Bantah Narasi Izin Presiden, Anleg DPD RI Rafiq Al Amri Klarifikasi Panggilan Polda Sulteng

ANGGOTA DPD RI ASAL SULTENG, Ustadz Rafiq Al Amri (RAA), memberikan klarifikasi terkait pemberitaan mengenai agenda pemeriksaannya sebagai saksi di Polda Sulteng/F-IST.


SAMBAR.ID, Palu, Sulteng - Anggota DPD RI asal Sulawesi Tengah, Rafiq Al Amri (RAA), memberikan klarifikasi terkait pemberitaan mengenai agenda pemeriksaannya sebagai saksi di Polda Sulawesi Tengah. Rafiq menilai narasi yang beredar, terutama mengenai izin dari Presiden RI, perlu diluruskan karena dianggap menyudutkan dirinya.


Melalui keterangan resminya melalui pesan WhatsApp pada Jumat (17/4/2026), Rafiq menegaskan bahwa kapasitasnya dalam surat panggilan tersebut murni sebagai saksi. 


Ia menyayangkan adanya pemberitaan yang menyebutkan penyidik telah mengantongi izin Presiden tanpa bukti tembusan yang jelas ke Badan Kehormatan (BK) DPD RI.


"Surat ini tidak ada tembusan masuk ke BK bahwa telah mendapat izin Presiden. Mereka membuat narasi di awal berita seolah-olah sudah ada izin itu," ujar Rafiq.


Poin-Poin Klarifikasi


Berdasarkan penjelasan Rafiq Al Amri, terdapat beberapa poin utama yang menjadi sorotan:


Status Hukum: Rafiq membenarkan adanya surat panggilan bernomor S.Pgl/Saksi.1/35/IV/RES.2.5/2026/Ditressiber, namun menekankan bahwa statusnya hanyalah sebagai saksi atas laporan yang dilayangkan Ketua MUI Kota Palu pada 2024 lalu.


Prosedur Izin Presiden: Pihaknya mempertanyakan dasar klaim penyidik mengenai izin Presiden.
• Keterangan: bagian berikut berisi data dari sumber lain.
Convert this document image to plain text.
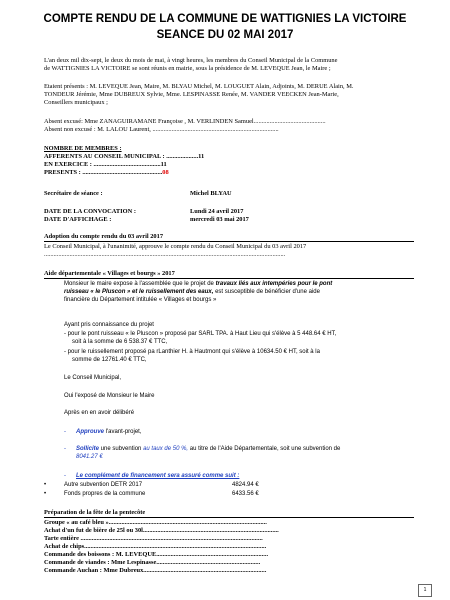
COMPTE RENDU DE LA COMMUNE DE WATTIGNIES LA VICTOIRE
SEANCE DU 02 MAI 2017
L'an deux mil dix-sept, le deux du mois de mai, à vingt heures, les membres du Conseil Municipal de la Commune
de WATTIGNIES LA VICTOIRE se sont réunis en mairie, sous la présidence de M. LEVEQUE Jean, le Maire ;
Etaient présents : M. LEVEQUE Jean, Maire, M. BLYAU Michel, M. LOUGUET Alain, Adjoints, M. DERUE Alain, M.
TONDEUR Jérémie, Mme DUBREUX Sylvie, Mme. LESPINASSE Renée, M. VANDER VEECKEN Jean-Marie,
Conseillers municipaux ;
Absent excusé: Mme ZANAGUIRAMANE Françoise , M. VERLINDEN Samuel.............................................
Absent non excusé : M. LALOU Laurent, ...............................................................................
NOMBRE DE MEMBRES :
AFFERENTS AU CONSEIL MUNICIPAL : ....................11
EN EXERCICE : ..........................................11
PRESENTS : ..................................................08
Secrétaire de séance :	Michel BLYAU
DATE DE LA CONVOCATION :	Lundi 24 avril 2017
DATE D'AFFICHAGE :	mercredi 03 mai 2017
Adoption du compte rendu du 03 avril 2017
Le Conseil Municipal, à l'unanimité, approuve le compte rendu du Conseil Municipal du 03 avril 2017
.......................................................................................................................................................
Aide départementale « Villages et bourgs » 2017
Monsieur le maire expose à l'assemblée que le projet de travaux liés aux intempéries pour le pont
ruisseau « le Pluscon » et le ruissellement des eaux, est susceptible de bénéficier d'une aide
financière du Département intitulée « Villages et bourgs »
Ayant pris connaissance du projet
- pour le pont ruisseau « le Pluscon » proposé par SARL TPA. à Haut Lieu qui s'élève à 5 448.64 € HT,
soit à la somme de 6 538.37 € TTC,
- pour le ruissellement proposé pa rLanthier H. à Hautmont qui s'élève à 10634.50 € HT, soit à la
somme de 12761.40 € TTC,
Le Conseil Municipal,
Oui l'exposé de Monsieur le Maire
Après en en avoir délibéré
- Approuve l'avant-projet,
- Sollicite une subvention au taux de 50 %, au titre de l'Aide Départementale, soit une subvention de
8041.27 €
- Le complément de financement sera assuré comme suit :
•	Autre subvention DETR 2017	4824.94 €
•	Fonds propres de la commune	6433.56 €
Préparation de la fête de la pentecôte
Groupe « au café bleu »...................................................................................................
Achat d'un fut de bière de 25l ou 30l.....................................................................................
Tarte entière ..................................................................................................................
Achat de chips..................................................................................................................
Commande des boissons : M. LEVEQUE......................................................................
Commande de viandes : Mme Lespinasse.................................................................
Commande Auchan : Mme Dubreux.............................................................................
1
Hingga saat ini, Rafiq mengaku belum melihat fisik surat izin tersebut maupun tembusannya di BK DPD RI.


Ketidakhadiran: Terkait ketidakhadirannya pada Kamis (16/4/2026) di Kantor Direktorat Siber Polda Sulteng, Rafiq menyatakan pihaknya masih melakukan konfirmasi kepada penyidik mengenai dasar pemanggilan tersebut.


Enggan Tempuh Jalur Hukum


Meski merasa dirugikan oleh judul dan narasi pemberitaan sebelumnya, Senator asal Sulteng ini memilih untuk tidak melakukan somasi atau menempuh jalur hukum terhadap media terkait.


"Tidak usahlah (somasi). Kita serahkan pada Allah. Siapa saja yang terlibat, semoga mendapat hidayah atau teguran dari Allah," pungkasnya.


Sebelumnya, informasi yang beredar menyebutkan bahwa penyidik Subdit I Ditressiber Polda Sulteng menjadwalkan pemeriksaan terhadap Rafiq pada pukul 10.00 WITA. Namun, hingga waktu yang ditentukan, yang bersangkutan belum bisa memenuhi panggilan tersebut.**/Tim Red.